First, some development projects have increased women's workload and resulted in longer working days for women. These have consequences for women’s health and well-being. Irrigation projects are cases in point. Such projects increase women’s farming hours and unpaid work entailing activities such as planting, weeding, harvesting and storing with no compensation for increased labour, no new or improved technology, no child care facilities and no guarantee of benefits. 
 
Secondly, some projects erode women's traditional power over control of resources such as income, land or even bargaining power. This includes commercialisation of food crops such as maize, rice and milk.
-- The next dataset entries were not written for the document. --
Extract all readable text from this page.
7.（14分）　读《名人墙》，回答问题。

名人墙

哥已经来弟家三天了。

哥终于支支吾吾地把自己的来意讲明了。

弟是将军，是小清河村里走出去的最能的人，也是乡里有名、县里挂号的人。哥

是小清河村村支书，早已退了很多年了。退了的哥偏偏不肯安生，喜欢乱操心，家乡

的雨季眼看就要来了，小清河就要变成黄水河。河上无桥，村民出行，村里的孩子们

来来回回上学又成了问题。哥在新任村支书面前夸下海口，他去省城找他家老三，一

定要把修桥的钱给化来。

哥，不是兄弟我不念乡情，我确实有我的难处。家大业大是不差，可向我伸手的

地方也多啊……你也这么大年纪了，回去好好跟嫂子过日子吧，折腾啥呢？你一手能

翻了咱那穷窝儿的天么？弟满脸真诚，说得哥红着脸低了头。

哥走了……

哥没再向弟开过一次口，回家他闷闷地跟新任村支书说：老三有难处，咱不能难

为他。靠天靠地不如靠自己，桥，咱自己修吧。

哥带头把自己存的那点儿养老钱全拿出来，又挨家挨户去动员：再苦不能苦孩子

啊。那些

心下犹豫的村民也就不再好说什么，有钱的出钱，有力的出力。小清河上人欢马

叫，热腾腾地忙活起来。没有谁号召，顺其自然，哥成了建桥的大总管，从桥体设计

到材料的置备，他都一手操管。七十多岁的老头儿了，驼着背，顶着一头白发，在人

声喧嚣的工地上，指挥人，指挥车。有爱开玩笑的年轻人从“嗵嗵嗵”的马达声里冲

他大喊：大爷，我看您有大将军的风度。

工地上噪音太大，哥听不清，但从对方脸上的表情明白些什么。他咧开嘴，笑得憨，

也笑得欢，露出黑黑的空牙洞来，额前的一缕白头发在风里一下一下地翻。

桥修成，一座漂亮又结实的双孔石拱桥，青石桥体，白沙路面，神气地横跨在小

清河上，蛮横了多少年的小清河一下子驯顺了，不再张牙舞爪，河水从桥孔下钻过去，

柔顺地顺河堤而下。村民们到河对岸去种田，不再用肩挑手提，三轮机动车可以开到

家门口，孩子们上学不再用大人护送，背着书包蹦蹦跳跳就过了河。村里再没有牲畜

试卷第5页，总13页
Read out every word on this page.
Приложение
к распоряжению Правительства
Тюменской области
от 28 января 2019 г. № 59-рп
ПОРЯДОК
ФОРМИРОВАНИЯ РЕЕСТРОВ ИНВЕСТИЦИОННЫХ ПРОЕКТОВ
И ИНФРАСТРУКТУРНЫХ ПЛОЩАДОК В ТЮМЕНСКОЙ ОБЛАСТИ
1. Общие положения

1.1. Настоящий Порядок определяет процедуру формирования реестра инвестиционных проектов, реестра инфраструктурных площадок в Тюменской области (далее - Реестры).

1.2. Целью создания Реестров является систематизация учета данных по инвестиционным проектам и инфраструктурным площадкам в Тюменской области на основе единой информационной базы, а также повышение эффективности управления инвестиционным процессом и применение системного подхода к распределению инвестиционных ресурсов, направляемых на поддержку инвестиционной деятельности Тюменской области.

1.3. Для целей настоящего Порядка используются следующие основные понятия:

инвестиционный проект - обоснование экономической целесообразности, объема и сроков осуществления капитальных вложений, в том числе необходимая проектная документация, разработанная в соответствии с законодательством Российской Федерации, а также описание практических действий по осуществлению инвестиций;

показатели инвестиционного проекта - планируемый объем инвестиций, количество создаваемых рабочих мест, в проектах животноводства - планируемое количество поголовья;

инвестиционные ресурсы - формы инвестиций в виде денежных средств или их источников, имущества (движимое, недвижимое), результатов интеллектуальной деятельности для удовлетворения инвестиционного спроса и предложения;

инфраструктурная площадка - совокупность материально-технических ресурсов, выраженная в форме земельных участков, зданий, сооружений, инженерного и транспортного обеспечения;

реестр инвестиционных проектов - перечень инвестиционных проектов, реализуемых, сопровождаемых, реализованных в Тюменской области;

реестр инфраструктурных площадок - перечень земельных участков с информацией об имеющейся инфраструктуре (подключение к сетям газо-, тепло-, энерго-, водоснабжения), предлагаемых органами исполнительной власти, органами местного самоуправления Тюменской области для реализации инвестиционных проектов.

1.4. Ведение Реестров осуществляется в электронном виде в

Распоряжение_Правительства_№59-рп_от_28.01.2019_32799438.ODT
Due to power imbalances in the family, men use their power, including violence, to usurp activities traditionally reserved for women leading to intensification in women’s and household poverty. 
 
Thirdly, discriminatory practices have been reinforced. Promoting the adoption of user fees in education and cost recovery in health provision affects the educational and health status of girls and women due to already existing norms that discriminate against them. Another example is retrenchment as part of structural adjustment programmes which had a disproportionate negative effect on women as they were the first to be fired and the last to be hired. 
 
Fourthly, some development projects exacerbate power differentials between women and men. This often result from designing projects that only take men’s needs into account such as the introduction of tractors to increase farm acreage or the use collateral based methods for on-lending that exclude many women who have no immovable assets. 
 
And fifthly, when projects increase women’s unpaid work, they deprive them of time to engage in productive activities that are important for reducing their income poverty.
 
Next week, I will examine the state and its laws and policies as a force for or as posing a challenge to gender equality.
 
Laeticia Mukurasi is a Gender Specialist who gained recognition as the first woman to fight and win the first labour case against discrimination in Tanzania. From 1993 to 1998 she worked as Assistant Resident Representative in charge of Gender/Women issues in UNDP Tanzania Country Office. She attended the Beijing Conference and later joined the African Development Bank from 1998-2010 where she attained the position of Chief Gender Specialist. She is now retired but actively working with the women’s movement in Tanzania and recently sponsored two meetings to discuss the future of gender mainstreaming.